Estimation of the overall risk
Combined trait product corn Bt11 x MIR162 x MON89034 x GA21 applied for commercial propagation is as safe for human and animal health, and the environment as its conventional counterpart. 

Recommendation(s)
Corn Bt11 x MIR162 x MON89034 x GA21 applied for commercial propagation has no evidence of interaction on the resulting gene products. It is considered substantially equivalent to its conventional counterpart for its history of safe use as food in twelve countries namely Argentina, Brazil, Colombia, European Union, Japan, Mexico, Paraguay, Philippines, South Africa, South Korea, Taiwan, and Uruguay and as feed in nine countries namely Argentina, Brazil, Colombia, European Union, Japan, Paraguay, Philippines, South Africa, and South Korea. It has also been previously approved for commercial propagation in six countries namely Argentina, Brazil, Canada, Japan, Paraguay and Uruguay.
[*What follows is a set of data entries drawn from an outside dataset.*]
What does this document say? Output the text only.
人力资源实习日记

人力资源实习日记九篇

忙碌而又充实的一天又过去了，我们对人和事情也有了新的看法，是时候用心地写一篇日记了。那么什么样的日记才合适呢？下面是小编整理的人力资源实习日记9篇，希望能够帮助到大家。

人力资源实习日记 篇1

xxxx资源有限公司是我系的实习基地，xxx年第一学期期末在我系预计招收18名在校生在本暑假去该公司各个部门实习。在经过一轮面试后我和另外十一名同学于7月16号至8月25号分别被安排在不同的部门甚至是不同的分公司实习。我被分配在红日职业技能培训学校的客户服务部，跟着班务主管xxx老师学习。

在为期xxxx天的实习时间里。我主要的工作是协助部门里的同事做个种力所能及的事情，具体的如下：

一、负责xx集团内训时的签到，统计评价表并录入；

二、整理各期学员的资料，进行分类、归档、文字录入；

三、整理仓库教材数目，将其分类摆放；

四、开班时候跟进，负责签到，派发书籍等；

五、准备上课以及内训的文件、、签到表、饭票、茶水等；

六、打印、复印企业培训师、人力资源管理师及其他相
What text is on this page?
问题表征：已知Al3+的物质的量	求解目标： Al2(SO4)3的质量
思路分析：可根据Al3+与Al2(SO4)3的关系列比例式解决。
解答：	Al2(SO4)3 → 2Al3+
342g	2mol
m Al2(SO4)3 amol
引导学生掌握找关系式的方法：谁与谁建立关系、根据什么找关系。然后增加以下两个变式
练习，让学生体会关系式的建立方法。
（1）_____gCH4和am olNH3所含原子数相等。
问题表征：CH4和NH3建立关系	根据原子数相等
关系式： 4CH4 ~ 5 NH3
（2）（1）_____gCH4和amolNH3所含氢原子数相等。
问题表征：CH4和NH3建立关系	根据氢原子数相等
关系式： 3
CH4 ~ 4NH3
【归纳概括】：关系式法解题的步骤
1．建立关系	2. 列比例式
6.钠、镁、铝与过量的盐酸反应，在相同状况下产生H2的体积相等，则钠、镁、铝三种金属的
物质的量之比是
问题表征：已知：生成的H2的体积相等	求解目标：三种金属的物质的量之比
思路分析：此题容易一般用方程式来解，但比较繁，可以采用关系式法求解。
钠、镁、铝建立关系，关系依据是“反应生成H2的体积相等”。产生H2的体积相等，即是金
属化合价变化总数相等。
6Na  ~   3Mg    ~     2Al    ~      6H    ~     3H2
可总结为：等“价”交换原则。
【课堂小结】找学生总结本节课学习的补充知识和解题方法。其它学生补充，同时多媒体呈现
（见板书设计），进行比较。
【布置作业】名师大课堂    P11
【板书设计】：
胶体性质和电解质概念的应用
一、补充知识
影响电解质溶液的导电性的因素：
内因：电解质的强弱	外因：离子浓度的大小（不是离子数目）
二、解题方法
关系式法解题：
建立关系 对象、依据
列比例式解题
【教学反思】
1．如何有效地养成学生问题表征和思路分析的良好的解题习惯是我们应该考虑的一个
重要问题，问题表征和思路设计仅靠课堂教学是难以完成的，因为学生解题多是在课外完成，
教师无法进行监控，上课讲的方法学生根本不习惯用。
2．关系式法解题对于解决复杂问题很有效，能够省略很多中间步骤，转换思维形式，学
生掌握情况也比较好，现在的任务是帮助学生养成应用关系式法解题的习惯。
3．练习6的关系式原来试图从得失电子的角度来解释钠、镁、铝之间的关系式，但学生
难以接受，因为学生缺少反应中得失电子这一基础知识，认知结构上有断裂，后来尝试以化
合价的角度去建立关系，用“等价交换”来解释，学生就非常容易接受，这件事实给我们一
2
Further, the individual events of the gene stacked Corn Bt11 x MIR162 x MON89034 x GA21 have biosafety permits for commercial propagation, which were previously issued. Therefore, each event has undergone rigorous safety assessment, and is considered safe to the environment, biodiversity, and non-target organisms. Similarly, it is less likely to pose any significant adverse effect on the environment.

A biosafety permit for propagation can be issued for the said event.
Need(s) for further information on specific issues of concern
The agricultural management for the corn hybrid is essentially the same as its conventional counterpart, except for its built-in resistance against certain lepidopteran insect pests and glyphosate and glufosinate tolerances. Therefore, except for these intended changes, planting of Bt11 x MIR162 x MON 89034 x GA21 corn would not change the cultural management practices in corn that could affect adversely the environment.
Receiving environment(s) considered
The application of Bt11 x MIR162 x MON 89034 x GA21 corn is for propagation. This LMO will not be used for food, feed or for processing.
LMO detection and identification methods proposed
Diagnostic lateral flow strips, ELISA and PCR for routine qualitative and semi-quantitative detection of transgenes. For higher sensitivity, real-time PCR methods may be used.
Additional Information
Additional Information
Bt11 x MIR162 x MON 89034 x GA21 corn is intended for propagation.

All relevant references submitted by the technology developer in their application; other references requested by the Scientific and Technical Review Panel (STRP) members during the evaluation of this combined trait product.